Vulnerability Development mailing list archives

Re: ARP silliness w/ Cisco 675


From: tschroed () ACM ORG (Trevor Schroeder)
Date: Wed, 29 Sep 1999 08:43:53 -0500


On Wed, 29 Sep 1999, Mikael Olsson wrote:

[Requerying addresses every time you get a question]
That's icky.

But it's the only protection you'll ever have if you don't already
have an entry.

Why do anything?  What if you don't want to talk to that host, why bother
to send an ARP query.  Send it out if and when you need to talk to the
host.  You sending out an ARP query upon receipt of an unsolicited ARP is
almost as bad as simply accepting it.  Your attacker knows that he or she
has a set window of time within which they may respond and within which
they must keep others from responding.   That beats the previous game where
unknown addresses may be ARPed for at virtually any time.

IPSec prevents sniffing and impersonation (using both AH and ESP as
you pointed out later on), but it does NOT prevent DoSing the
poor bastards with wild ARP spoofing.

But who cares?  The system can be DoSed only so long as the attacker keeps
sending out ARPs.  Generally a bad thing since they're being pretty noisy.
Besides, we'll notice it drop off line and go to see what's up.  Certainly
better than having all our traffic captured clandestinely and in the clear.

I have to wonder though, when you say "checks the old MAC to see if
it still claims the IP", do you mean that it sends out a directed ARP

Yup.

1. Intruder races for the response, which says "No MAC Addr". This
   is compliant with RFC 1868, "UNARP". The response basically has
   HWAddrLen=0.

hmmm... I'll have to take a look at this.

2. Intruder races for the response, which says that the hw addr for
   the IP is the hw addr of the intruder.

If you have it time based (ugh), you simply wait for the original owner to
respond within a fixed time.  Therefore as long as the original box
responds within 15 ms (or whatever), it has precedence.

Now if your intruder can keep your box deaf or mute for 15 ms, then you've
got a problem.

3. Intruder floods the network of either host to the point where
   either the query to the old host or the response from it gets
   blocked.
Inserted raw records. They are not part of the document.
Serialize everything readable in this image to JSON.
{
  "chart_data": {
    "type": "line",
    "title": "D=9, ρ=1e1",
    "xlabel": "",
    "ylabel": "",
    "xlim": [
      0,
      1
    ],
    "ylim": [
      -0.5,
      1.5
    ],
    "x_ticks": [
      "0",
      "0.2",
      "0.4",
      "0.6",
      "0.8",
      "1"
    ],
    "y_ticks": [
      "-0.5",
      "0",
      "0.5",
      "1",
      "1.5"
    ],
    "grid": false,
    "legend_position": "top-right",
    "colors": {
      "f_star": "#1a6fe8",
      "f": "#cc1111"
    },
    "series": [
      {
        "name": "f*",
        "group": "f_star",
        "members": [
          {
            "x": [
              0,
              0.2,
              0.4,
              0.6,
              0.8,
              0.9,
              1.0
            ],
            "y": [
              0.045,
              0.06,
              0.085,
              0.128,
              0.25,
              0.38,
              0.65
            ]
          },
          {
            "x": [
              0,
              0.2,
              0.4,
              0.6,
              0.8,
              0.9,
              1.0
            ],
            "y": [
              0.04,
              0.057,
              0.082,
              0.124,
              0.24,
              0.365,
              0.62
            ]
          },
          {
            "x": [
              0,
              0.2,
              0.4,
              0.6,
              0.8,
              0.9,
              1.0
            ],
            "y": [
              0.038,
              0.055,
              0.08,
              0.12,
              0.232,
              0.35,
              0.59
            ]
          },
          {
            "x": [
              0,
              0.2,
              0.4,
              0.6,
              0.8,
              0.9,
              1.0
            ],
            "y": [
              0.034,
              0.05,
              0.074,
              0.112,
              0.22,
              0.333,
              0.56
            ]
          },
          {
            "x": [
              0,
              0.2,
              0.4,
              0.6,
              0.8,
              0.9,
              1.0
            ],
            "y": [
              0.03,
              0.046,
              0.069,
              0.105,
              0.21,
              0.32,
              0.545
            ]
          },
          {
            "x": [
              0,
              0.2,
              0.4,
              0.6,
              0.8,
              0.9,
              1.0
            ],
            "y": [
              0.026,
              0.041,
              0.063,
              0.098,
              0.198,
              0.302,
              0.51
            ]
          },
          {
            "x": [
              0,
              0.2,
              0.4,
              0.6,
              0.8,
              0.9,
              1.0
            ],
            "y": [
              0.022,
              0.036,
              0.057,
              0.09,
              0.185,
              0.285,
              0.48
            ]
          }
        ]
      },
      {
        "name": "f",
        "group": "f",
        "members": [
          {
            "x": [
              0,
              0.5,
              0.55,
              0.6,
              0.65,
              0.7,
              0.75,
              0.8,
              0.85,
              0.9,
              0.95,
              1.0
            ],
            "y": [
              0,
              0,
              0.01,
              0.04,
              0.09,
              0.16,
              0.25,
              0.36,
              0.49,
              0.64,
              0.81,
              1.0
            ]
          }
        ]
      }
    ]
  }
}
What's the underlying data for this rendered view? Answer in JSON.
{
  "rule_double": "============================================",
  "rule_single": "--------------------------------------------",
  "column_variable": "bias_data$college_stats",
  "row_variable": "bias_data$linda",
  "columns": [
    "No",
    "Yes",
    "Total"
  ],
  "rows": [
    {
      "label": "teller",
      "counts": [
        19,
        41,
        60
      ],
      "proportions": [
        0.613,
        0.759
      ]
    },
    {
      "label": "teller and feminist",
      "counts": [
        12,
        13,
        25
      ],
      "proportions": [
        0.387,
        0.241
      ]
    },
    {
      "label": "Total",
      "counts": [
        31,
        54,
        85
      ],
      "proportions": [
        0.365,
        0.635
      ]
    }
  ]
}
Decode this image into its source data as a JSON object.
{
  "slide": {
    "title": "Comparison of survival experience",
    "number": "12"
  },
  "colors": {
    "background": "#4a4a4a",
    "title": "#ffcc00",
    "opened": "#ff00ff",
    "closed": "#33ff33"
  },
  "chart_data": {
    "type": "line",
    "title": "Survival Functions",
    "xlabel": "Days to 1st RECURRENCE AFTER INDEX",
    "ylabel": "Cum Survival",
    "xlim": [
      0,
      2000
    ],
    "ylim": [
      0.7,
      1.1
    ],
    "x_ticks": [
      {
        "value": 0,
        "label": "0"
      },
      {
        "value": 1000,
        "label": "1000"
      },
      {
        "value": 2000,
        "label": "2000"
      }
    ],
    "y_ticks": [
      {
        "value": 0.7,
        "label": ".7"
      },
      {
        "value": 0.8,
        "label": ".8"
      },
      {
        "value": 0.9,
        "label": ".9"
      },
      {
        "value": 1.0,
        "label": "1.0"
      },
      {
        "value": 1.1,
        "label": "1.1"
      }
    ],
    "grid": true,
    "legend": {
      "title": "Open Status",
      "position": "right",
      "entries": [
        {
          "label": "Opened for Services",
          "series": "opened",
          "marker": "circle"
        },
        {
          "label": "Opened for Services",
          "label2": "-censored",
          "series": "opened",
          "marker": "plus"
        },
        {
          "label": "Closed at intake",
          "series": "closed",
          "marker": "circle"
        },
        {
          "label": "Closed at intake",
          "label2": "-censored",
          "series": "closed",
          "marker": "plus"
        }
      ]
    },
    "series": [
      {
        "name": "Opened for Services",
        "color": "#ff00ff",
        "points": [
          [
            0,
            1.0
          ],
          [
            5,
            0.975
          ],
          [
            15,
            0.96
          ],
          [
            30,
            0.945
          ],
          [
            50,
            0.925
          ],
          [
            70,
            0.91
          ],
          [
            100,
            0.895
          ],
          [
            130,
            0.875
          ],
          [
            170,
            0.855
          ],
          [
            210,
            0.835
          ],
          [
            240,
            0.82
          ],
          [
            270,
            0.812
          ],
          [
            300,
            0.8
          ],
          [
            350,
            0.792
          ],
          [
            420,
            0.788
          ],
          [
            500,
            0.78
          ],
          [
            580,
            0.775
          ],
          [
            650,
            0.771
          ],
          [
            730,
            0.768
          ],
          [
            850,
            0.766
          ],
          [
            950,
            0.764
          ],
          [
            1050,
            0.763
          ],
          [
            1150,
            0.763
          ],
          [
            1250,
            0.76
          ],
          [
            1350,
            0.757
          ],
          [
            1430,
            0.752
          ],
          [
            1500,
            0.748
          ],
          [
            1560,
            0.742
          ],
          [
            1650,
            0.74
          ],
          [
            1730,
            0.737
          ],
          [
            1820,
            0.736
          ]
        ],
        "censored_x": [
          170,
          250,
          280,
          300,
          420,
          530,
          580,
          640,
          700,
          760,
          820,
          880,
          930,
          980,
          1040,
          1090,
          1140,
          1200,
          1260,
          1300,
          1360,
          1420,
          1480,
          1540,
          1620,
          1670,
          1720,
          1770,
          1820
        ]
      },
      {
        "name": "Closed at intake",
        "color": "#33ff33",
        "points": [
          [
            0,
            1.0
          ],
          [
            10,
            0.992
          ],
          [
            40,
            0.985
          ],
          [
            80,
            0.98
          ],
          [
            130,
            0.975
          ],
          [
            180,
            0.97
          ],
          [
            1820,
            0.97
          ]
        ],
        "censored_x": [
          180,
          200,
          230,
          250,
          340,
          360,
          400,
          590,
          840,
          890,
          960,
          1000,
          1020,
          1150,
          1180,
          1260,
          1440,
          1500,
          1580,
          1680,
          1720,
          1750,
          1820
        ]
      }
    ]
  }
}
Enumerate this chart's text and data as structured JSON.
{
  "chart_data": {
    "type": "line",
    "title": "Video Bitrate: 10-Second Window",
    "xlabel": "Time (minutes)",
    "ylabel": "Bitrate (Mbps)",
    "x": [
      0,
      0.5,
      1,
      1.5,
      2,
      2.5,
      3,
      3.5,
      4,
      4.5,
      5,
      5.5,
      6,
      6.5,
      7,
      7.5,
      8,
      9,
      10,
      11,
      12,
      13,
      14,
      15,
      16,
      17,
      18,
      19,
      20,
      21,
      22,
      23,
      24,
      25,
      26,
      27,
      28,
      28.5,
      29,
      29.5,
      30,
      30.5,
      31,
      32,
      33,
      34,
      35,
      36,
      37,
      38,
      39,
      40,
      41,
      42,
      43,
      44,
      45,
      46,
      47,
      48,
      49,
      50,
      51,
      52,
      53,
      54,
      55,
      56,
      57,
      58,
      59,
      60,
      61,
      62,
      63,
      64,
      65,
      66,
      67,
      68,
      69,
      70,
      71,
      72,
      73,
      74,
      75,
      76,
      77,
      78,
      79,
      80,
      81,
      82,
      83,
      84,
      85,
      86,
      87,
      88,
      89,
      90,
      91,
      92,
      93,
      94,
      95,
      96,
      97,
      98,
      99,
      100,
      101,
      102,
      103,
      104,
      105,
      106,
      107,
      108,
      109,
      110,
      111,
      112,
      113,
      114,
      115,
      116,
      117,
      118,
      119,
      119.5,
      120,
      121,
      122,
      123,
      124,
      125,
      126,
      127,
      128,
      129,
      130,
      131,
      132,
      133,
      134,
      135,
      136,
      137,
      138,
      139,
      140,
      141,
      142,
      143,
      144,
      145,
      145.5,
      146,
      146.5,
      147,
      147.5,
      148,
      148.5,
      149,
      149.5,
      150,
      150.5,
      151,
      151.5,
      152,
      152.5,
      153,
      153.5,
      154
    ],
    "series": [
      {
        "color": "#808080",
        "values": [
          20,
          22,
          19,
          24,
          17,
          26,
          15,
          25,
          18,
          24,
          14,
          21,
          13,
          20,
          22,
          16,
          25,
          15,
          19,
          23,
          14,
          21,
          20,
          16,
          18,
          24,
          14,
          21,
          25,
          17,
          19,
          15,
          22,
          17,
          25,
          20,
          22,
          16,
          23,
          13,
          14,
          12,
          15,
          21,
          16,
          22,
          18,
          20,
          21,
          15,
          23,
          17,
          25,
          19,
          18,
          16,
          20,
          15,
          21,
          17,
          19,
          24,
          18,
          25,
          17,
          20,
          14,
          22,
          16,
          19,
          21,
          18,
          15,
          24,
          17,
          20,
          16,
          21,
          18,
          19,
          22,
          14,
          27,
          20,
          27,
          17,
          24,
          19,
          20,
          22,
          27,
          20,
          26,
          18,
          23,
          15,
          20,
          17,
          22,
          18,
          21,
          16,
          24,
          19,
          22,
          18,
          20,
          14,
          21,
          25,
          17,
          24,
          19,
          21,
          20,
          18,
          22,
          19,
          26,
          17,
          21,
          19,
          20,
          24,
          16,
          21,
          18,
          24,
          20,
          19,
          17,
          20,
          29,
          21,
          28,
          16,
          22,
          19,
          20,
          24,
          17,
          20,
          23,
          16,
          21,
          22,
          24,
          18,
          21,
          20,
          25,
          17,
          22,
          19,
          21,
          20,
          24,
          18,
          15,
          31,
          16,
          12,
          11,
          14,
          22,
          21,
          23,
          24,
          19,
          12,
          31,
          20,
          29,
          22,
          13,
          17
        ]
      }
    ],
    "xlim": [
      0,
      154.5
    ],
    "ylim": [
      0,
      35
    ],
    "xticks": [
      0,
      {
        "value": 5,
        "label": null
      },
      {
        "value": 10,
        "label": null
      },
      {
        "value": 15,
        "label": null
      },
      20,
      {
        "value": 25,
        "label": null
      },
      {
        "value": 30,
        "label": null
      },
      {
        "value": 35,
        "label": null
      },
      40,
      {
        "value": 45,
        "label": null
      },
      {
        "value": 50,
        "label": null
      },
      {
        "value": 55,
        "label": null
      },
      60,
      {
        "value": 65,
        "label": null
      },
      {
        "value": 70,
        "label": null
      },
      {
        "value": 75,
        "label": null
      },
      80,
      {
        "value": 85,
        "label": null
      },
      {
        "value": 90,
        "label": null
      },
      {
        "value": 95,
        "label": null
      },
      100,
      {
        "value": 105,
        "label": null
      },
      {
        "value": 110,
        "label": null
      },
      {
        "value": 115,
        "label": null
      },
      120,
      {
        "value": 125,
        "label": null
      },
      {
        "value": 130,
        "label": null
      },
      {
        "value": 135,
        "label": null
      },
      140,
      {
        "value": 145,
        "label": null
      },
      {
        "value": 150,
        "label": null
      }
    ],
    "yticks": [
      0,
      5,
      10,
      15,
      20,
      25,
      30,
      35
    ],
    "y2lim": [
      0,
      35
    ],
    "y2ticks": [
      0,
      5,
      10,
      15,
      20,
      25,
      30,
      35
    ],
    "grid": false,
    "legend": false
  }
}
Remember that the intruder doesn't have to flood the
   network for very long, and that this attack doesn't have to
   work the first time.

This might be interesting to try.  After all, after 32 retries, your
frame's dead.  On the other hand, I wonder how reliable it would be in a
switched environment.  Your switch may have some sort of fair queueing, in
which case the correct ARP is almost sure to get through.

4. Crash the original host, or make it consume lots and lots of CPU
   power for a while. This way, it won't respond to the safety query.

No stopping the crash.  CPU crunching is probably pretty doable, spam their
sendmail or cgi-bin or something.

5. Crash the original host and wait for the ARP entry pointing
   to it to die from itself. This could be circumvented

If your box is that unstable, all bets are off.  Somone could even crash it
and reconfigure their interface with its MAC address.  Though again, it
would hopefully be noticed.

(Though not necessarily... ie, I could take out your DNS server and bring
up another within a few seconds and nobody would probably notice, but
that'd be a Really Bad Deal for every service that relies on DNS being
right for ACLs (ie, misconfigured TCP wrappers))

   if all ARP entries never timed out. Again, this might lead

blurgh.
:)

Also, a real problem with these "sticky" ARPs is that once an
intruder gets hold of an IP address, it'll actually work
to his/her advantage.

Ditto with Linux's opportunity for the original holder to maintain first
dibs.  What it really comes down to is this:  without any way to
authenticate the owner of an IP address, the proper owner is whoever claims
it first.  If that's an attacker, too bad, no way to prove it.  You want
better proof of identity, get IPsec and certificates.